La lluvia continuaba cayendo, pero ya no sentían frío. Se movieron juntos, lentamente al principio, disfrutando de cada movimiento como si fuera un latido compartido. Ella se aferró a sus hombros y enterró la cara en su cuello, jadeando palabras incoherentes mientras el ritmo aumentaba.

-No pares -pidió ella, moviéndose al compás de él, encontrando un equilibrio perfecto entre ternura y hambre.
-No pares -repitió con voz entrecortada.

Sus cuerpos temblaban, empapados y entregados a una danza salvaje bajo la lluvia.
Las manos se agarraban con fuerza para acercar sus cuerpos y sentirse. Sus alientos se mezclaban con el vaho húmedo que desprendían sus bocas ardiendo.

La fricción entre ellos creció, y un jadeo escapó de su garganta, resonando en la noche como un grito de liberación.

Cada embestida era una explosión de sensaciones que reverberaban en lo más profundo de ambos. 
Ella lo aferró con fuerza, sus gemidos perdiéndose en la tormenta, su cuerpo moviéndose con él en un ritmo frenético que los llevaba al borde del abismo.

La humedad de la lluvia y de sus cuerpos entrelazados se mezclaba en una danza perfecta, intensificando cada sensación, cada roce. 
Ella dejó escapar un gemido largo y desgarrador mientras su cuerpo se tensaba y temblaba, entregándose por completo a ese instante de puro éxtasis. 
Él la siguió, perdiéndose en el caos de sensaciones que se desbordaron entre ellos como un río descontrolado.

Los jadeos ya no eran simples susurros, sino la expresión descontrolada de sus impulsos, de cada embestida sobre el puente, de cada movimiento de cadera, hasta que se convirtieron en gemidos sin inhibición.

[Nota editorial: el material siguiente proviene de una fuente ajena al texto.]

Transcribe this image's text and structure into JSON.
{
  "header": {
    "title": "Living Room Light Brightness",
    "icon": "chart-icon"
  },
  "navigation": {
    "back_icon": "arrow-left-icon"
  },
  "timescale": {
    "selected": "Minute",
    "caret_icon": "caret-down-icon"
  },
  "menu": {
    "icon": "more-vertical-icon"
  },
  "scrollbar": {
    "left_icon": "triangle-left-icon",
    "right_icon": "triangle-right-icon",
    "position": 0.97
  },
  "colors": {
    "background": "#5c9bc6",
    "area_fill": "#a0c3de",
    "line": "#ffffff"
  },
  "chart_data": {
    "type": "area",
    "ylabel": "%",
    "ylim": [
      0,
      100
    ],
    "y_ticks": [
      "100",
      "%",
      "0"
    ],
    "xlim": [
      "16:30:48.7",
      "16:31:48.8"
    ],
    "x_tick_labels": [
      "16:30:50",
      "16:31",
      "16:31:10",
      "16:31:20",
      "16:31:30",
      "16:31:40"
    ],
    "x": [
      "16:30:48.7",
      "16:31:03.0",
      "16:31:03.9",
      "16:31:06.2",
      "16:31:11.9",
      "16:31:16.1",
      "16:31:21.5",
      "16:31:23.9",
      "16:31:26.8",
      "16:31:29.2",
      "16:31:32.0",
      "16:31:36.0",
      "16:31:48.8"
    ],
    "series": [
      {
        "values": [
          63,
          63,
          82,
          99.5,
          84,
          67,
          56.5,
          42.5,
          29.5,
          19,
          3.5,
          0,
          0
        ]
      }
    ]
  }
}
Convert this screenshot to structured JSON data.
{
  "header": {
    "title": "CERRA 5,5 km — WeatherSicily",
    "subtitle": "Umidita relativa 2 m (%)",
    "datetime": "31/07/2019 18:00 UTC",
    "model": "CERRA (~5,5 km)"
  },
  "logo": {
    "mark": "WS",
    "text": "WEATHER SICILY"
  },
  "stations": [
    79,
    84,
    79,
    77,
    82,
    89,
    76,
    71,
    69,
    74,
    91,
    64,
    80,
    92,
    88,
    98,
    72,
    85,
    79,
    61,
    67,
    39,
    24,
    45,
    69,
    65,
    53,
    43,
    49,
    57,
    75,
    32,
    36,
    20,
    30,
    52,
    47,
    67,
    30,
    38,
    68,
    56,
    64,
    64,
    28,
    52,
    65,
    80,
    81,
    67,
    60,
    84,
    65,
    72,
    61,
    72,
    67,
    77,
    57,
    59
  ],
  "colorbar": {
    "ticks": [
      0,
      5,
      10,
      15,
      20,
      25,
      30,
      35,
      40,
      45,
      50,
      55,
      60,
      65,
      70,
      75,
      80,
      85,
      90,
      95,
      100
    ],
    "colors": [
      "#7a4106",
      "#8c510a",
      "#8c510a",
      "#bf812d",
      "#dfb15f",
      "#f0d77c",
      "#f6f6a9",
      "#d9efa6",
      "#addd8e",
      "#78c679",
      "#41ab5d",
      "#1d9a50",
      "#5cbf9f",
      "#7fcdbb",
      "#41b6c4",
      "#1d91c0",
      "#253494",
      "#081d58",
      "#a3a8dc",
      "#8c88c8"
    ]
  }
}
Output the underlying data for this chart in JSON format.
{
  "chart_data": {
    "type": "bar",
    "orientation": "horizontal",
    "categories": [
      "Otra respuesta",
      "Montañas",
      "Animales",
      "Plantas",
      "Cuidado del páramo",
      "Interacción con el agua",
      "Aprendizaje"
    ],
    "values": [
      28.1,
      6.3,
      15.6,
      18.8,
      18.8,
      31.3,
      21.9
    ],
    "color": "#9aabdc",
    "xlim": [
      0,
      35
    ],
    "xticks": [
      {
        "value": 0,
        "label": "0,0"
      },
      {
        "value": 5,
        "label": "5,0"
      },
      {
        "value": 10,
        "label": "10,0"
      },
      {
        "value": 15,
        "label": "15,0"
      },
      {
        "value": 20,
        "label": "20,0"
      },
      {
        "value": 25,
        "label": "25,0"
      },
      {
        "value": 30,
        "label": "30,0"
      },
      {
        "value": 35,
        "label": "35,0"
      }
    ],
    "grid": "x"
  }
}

Sentían la ficción que nacía desde el centro de sus caderas recorrer su sistema nervioso con una corriente eléctrica que les hizo temblar. Vibraron con el frenetismo de la prisa y el morbo.

El clímax llegó en oleadas, robándoles el aliento mientras se aferraban el uno al otro como si fueran a deshacerse en el aire. 

Cuando finalmente se separaron, él la tomó de la mano y la ayudó a bajar de la baranda. Ella temblaba, pero no de frío. Le temblaban las piernas y todo su interior. 
Sus ojos brillaban en la penumbra como brasas encendidas.

Sus cuerpos seguían vibrando con las últimas réplicas de un terremoto que los había arrastrado hasta el abismo y los había devuelto enteros, pero cambiados. No hicieron falta palabras; el silencio entre ellos estaba cargado de significado, como un pacto tácito de que nada volvería a ser igual.

Él deslizó los dedos por su espalda, recorriendo la curva de su columna como si quisiera memorizar cada vértebra. 
Su corazón latía con fuerza aún. La besó en la frente, cerrando los ojos por un momento, saboreando la tranquilidad después de la tormenta. 
Ella sonrió, dejando que la calma la envolviera y sintiendo aún la lluvia caer, sabiendo que ese instante se quedaría anclado en su memoria como un refugio al que siempre podría regresar, incluso cuando la vida volviera a reclamar su tiempo.

-¿Qué hacemos ahora? -preguntó ella, con una sonrisa traviesa.

Él la envolvió en la chaqueta que había caído al suelo y la besó en la frente. 

-Seguir buscando rincones donde el mundo no exista.

Y con esa promesa silenciosa, caminaron bajo la lluvia hacia la noche interminable.